Com a fragilização da presidente Dilma, esse equilíbrio foi rompido e a relação de dominância se inverteu. O Congresso tomou em suas mãos o controle da agenda política, bem como passou a exercitar não apenas o poder de veto sobre a formação do gabinete da presidente, como até a escolha de seus interlocutores no Planalto. A presidente viu-se obrigada a abdicar do controle da economia e da política, em favor do mercado e do PMDB.
Assim, estamos assistindo à transição de um presidencialismo de coalizão para um ensaio de regime semipresidencialista. Ou seja, um sistema no qual a presidente eleita diretamente pelo povo é levada a dividir a responsabilidade de governar com diversos ministros indicados por sua idiossincrática coalizão parlamentar.
Algo semelhante, ainda que mais atenuado, ocorreu durante o governo Itamar, com Fernando Henrique Cardoso atuando como "primeiro-ministro".
No caso atual, no entanto, trata-se de um semipresidencialismo de coabitação, posto que a presidente se vê obrigada a coabitar com ministros indicados por partidos que mais se comportam como oposição do que como base de sustentação do governo.
É cedo, evidentemente, para saber se esse novo padrão de relacionamento entre Executivo e Legislativo tende a perdurar.

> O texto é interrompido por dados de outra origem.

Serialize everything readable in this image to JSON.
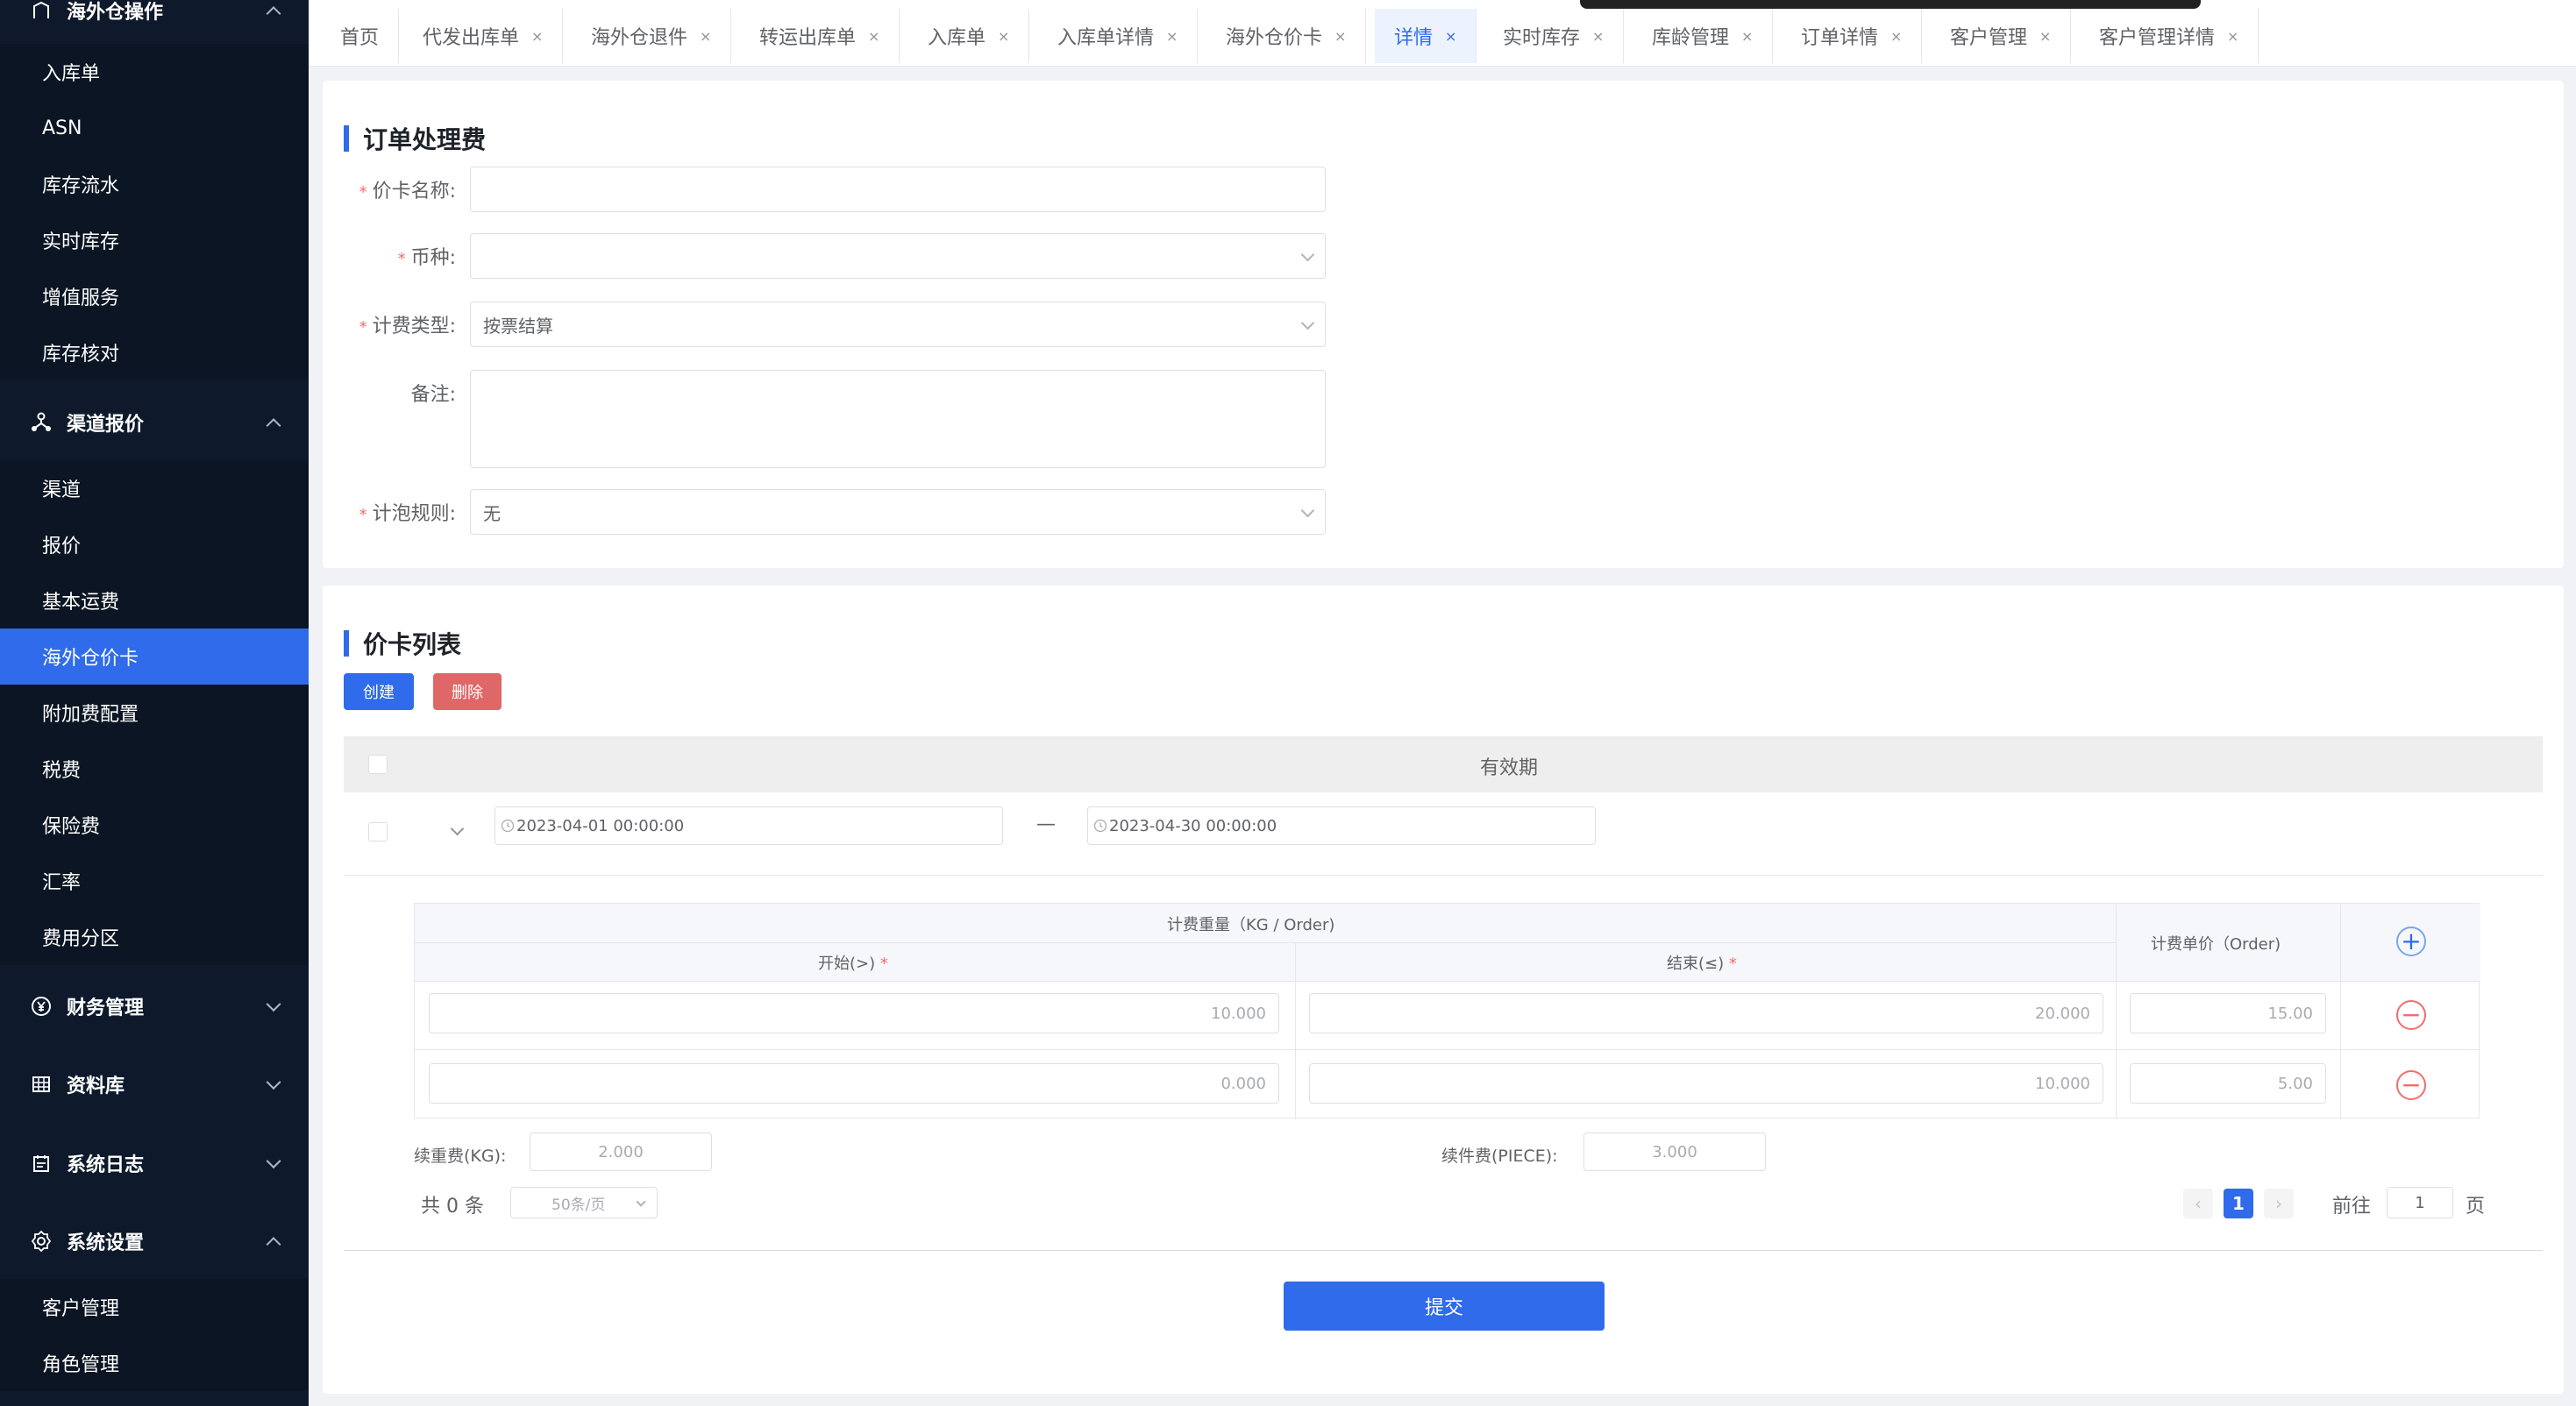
{
  "sidebar": {
    "top_group": "海外仓操作",
    "group1_items": [
      "入库单",
      "ASN",
      "库存流水",
      "实时库存",
      "增值服务",
      "库存核对"
    ],
    "channel_group": "渠道报价",
    "group2_items": [
      "渠道",
      "报价",
      "基本运费",
      "海外仓价卡",
      "附加费配置",
      "税费",
      "保险费",
      "汇率",
      "费用分区"
    ],
    "active_item": "海外仓价卡",
    "finance": "财务管理",
    "library": "资料库",
    "syslog": "系统日志",
    "settings": "系统设置",
    "group3_items": [
      "客户管理",
      "角色管理"
    ]
  },
  "tabs": [
    {
      "label": "首页",
      "closable": false
    },
    {
      "label": "代发出库单",
      "closable": true
    },
    {
      "label": "海外仓退件",
      "closable": true
    },
    {
      "label": "转运出库单",
      "closable": true
    },
    {
      "label": "入库单",
      "closable": true
    },
    {
      "label": "入库单详情",
      "closable": true
    },
    {
      "label": "海外仓价卡",
      "closable": true
    },
    {
      "label": "详情",
      "closable": true,
      "active": true
    },
    {
      "label": "实时库存",
      "closable": true
    },
    {
      "label": "库龄管理",
      "closable": true
    },
    {
      "label": "订单详情",
      "closable": true
    },
    {
      "label": "客户管理",
      "closable": true
    },
    {
      "label": "客户管理详情",
      "closable": true
    }
  ],
  "tab_close_glyph": "×",
  "form": {
    "title": "订单处理费",
    "price_name_label": "价卡名称:",
    "price_name_value": "",
    "currency_label": "币种:",
    "currency_value": "",
    "billing_type_label": "计费类型:",
    "billing_type_value": "按票结算",
    "remark_label": "备注:",
    "remark_value": "",
    "bubble_rule_label": "计泡规则:",
    "bubble_rule_value": "无",
    "required_mark": "*"
  },
  "list": {
    "title": "价卡列表",
    "create_btn": "创建",
    "delete_btn": "删除",
    "validity_header": "有效期",
    "date_start": "2023-04-01 00:00:00",
    "date_end": "2023-04-30 00:00:00",
    "date_separator": "—",
    "inner": {
      "weight_header": "计费重量（KG / Order)",
      "start_header": "开始(>)",
      "end_header": "结束(≤)",
      "unit_price_header": "计费单价（Order)",
      "rows": [
        {
          "start": "10.000",
          "end": "20.000",
          "price": "15.00"
        },
        {
          "start": "0.000",
          "end": "10.000",
          "price": "5.00"
        }
      ]
    },
    "continue_weight_label": "续重费(KG):",
    "continue_weight_value": "2.000",
    "continue_piece_label": "续件费(PIECE):",
    "continue_piece_value": "3.000",
    "total_text": "共 0 条",
    "page_size": "50条/页",
    "current_page": "1",
    "goto_label": "前往",
    "goto_value": "1",
    "page_suffix": "页"
  },
  "submit_btn": "提交"
}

A apuração dos escândalos de corrupção deve gerar novos desequilíbrios, assim como os protestos marcados para agosto podem desestabilizar ainda mais o quadro político.
É reconfortante, no entanto, verificar que o sistema constitucional tem sido capaz, em momentos de tensão, de absorver a crise política e continuar habilitando o jogo democrático. Tudo isso sem a necessidade de alteração do texto constitucional e muito menos a adoção de medidas de exceção.
Nesse sentido, a deterioração do quadro político não deve ser confundida com uma crise institucional. O que estamos vivendo é uma mera crise de governo, o que gera incertezas e conflitos, indispensáveis, aliás, à revitalização da democracia.